Two recent papers from the academic world emphasize that the active-passive landscape has changed dramatically in recent years –and may never have been as simple as most people believed.
Active Index ETFs
“The Active World of Passive Investing” takes a close look at ETFs and concludes that “many ETFs are active investments in both form and substance.” In fact, most ETFs are not just active; they’re “highly active” with a median active share of 93.1% and median tracking error of 8.8% per year.

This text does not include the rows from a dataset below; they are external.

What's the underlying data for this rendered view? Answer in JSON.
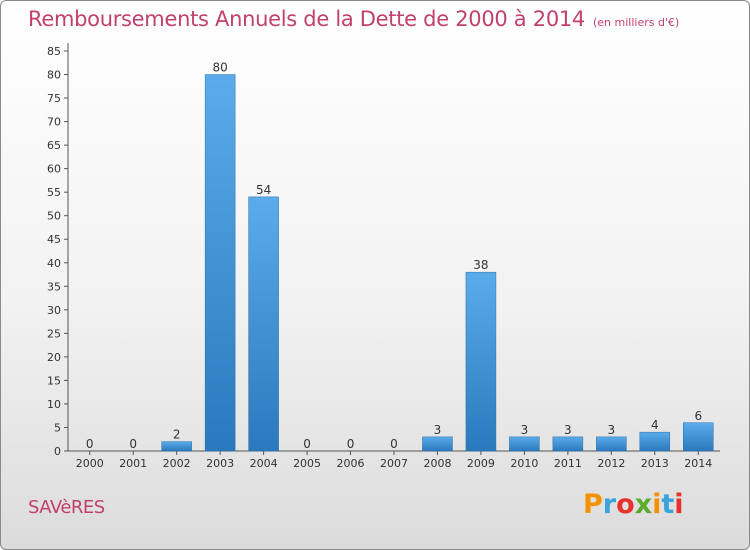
{
  "header": {
    "title": "Remboursements Annuels de la Dette de 2000 à 2014",
    "unit": "(en milliers d'€)"
  },
  "footer": {
    "commune": "SAVèRES",
    "logo": "Proxiti",
    "logo_colors": [
      "#f39200",
      "#3aa3da",
      "#e7312b",
      "#5aab2e",
      "#f39200",
      "#3aa3da",
      "#e7312b"
    ]
  },
  "chart_data": {
    "type": "bar",
    "title": "Remboursements Annuels de la Dette de 2000 à 2014",
    "subtitle": "(en milliers d'€)",
    "xlabel": "",
    "ylabel": "",
    "categories": [
      "2000",
      "2001",
      "2002",
      "2003",
      "2004",
      "2005",
      "2006",
      "2007",
      "2008",
      "2009",
      "2010",
      "2011",
      "2012",
      "2013",
      "2014"
    ],
    "values": [
      0,
      0,
      2,
      80,
      54,
      0,
      0,
      0,
      3,
      38,
      3,
      3,
      3,
      4,
      6
    ],
    "data_labels": [
      "0",
      "0",
      "2",
      "80",
      "54",
      "0",
      "0",
      "0",
      "3",
      "38",
      "3",
      "3",
      "3",
      "4",
      "6"
    ],
    "ylim": [
      0,
      85
    ],
    "yticks": [
      0,
      5,
      10,
      15,
      20,
      25,
      30,
      35,
      40,
      45,
      50,
      55,
      60,
      65,
      70,
      75,
      80,
      85
    ],
    "grid": false,
    "legend": "none",
    "bar_color": "#3d8fd3"
  }
}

To draw these conclusions researchers David Easley of Cornell University and David Michayluk, Maureen O’Hara, and Talis J. Putnins of the University of Technology Sydney compare the holdings of 413 U.S. equity ETFs to a passive market portfolio from 2000 to 2017. They noted several trends in their analysis:
- The most passive ETFs tend to be the largest in terms of assets under management, while, with some exceptions, the most active ETFs are smaller. However, active ETFs are still a significant portion of the ETF market. For example, “very active” ETFs account for 84% of the number of funds if only 43% of assets.
- The more active ETFs are often more actively traded, with annual turnover that, in some instances, is more than seven times their market capitalization. Active ETFs appear to be used to make short-horizon bets on sectors or factors.

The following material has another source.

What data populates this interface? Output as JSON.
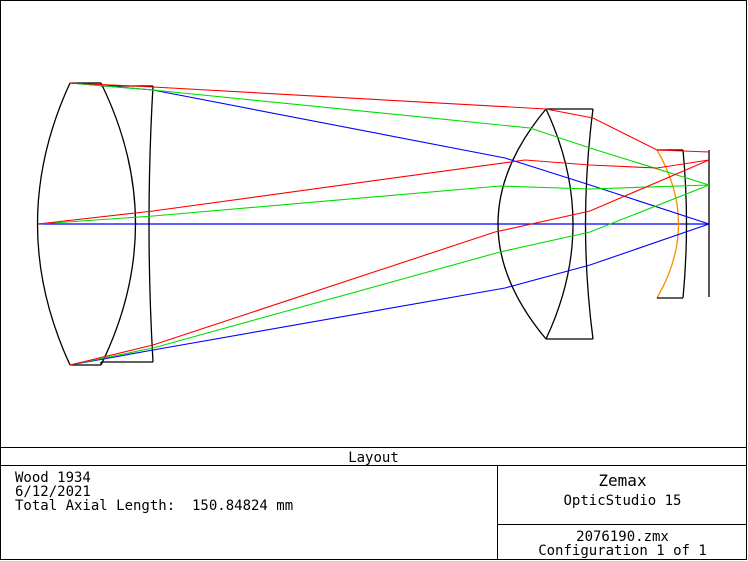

- Newer ETFs are generally more active than older ETFs. The first ETFs were “largely passive,” but the ETF market has evolved to become more active.
In sum, the authors suggest that “ETFs are best viewed as a continuum of products across the passive-active space.”
The Active S&P 500
“The (Mis)Uses of the S&P 500” by University of Toronto professor Adriana Z. Robertson suggests that the confusion of passive with active is a long-standing phenomenon. This is Robertson’s second paper on the active-passive frontier. She previously authored “Passive in Name Only: Delegated Management and ‘Index’ Investing,” which highlighted the number of funds based on custom indexes.

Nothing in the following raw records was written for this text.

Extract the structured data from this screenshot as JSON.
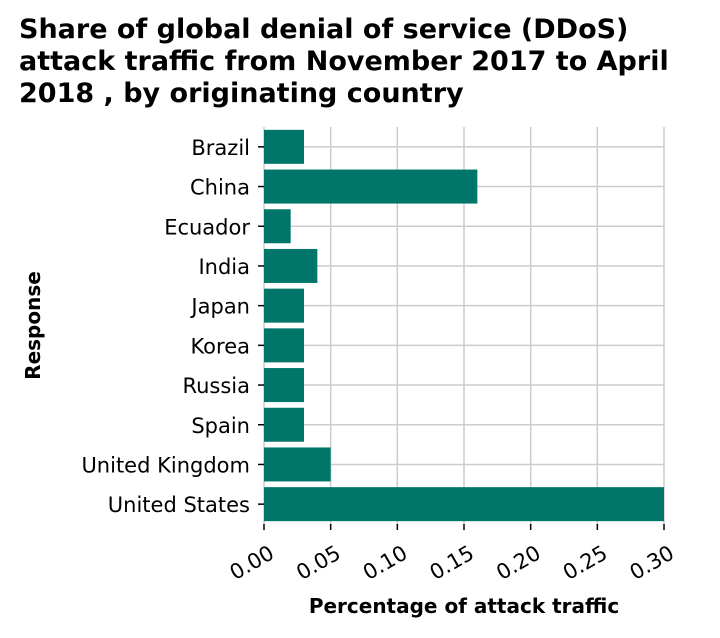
{
  "chart_data": {
    "type": "bar",
    "orientation": "horizontal",
    "title": "Share of global denial of service (DDoS) attack traffic from November 2017 to April 2018 , by originating country",
    "xlabel": "Percentage of attack traffic",
    "ylabel": "Response",
    "categories": [
      "Brazil",
      "China",
      "Ecuador",
      "India",
      "Japan",
      "Korea",
      "Russia",
      "Spain",
      "United Kingdom",
      "United States"
    ],
    "values": [
      0.03,
      0.16,
      0.02,
      0.04,
      0.03,
      0.03,
      0.03,
      0.03,
      0.05,
      0.3
    ],
    "xlim": [
      0,
      0.3
    ],
    "xticks": [
      "0.00",
      "0.05",
      "0.10",
      "0.15",
      "0.20",
      "0.25",
      "0.30"
    ],
    "grid": true,
    "legend": "none",
    "colors": {
      "bar": "#00766a",
      "grid": "#cccccc",
      "axis": "#000000"
    }
  }
}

In this new paper, Robertson takes a deep dive into the construction of the S&P 500, one of the most commonly-used benchmark indexes. Both investment performance and corporate performance are often evaluated against the yardstick of S&P 500 returns.
However, as Robertson notes, “little attention has been paid to the index itself.” She describes the role of the S&P U.S. Index Committee, which exercises considerable discretion, as evidenced by the frequent changes made to eligibility requirements. More importantly, her analysis suggests that the changes in eligibility requirements are “primarily responsible” for the performance of the index.
Robertson believes that this work has important implications for the use of the S&P 500, as a passive benchmark for evaluating performance, whether investment or corporate.
The Bottom Line
Drawing a sharp line between active and passive doesn’t make sense in today’s investment environment – if it ever made sense. Recent academic studies make it clear that even portfolios that are fully invested in index funds are likely to have an active component.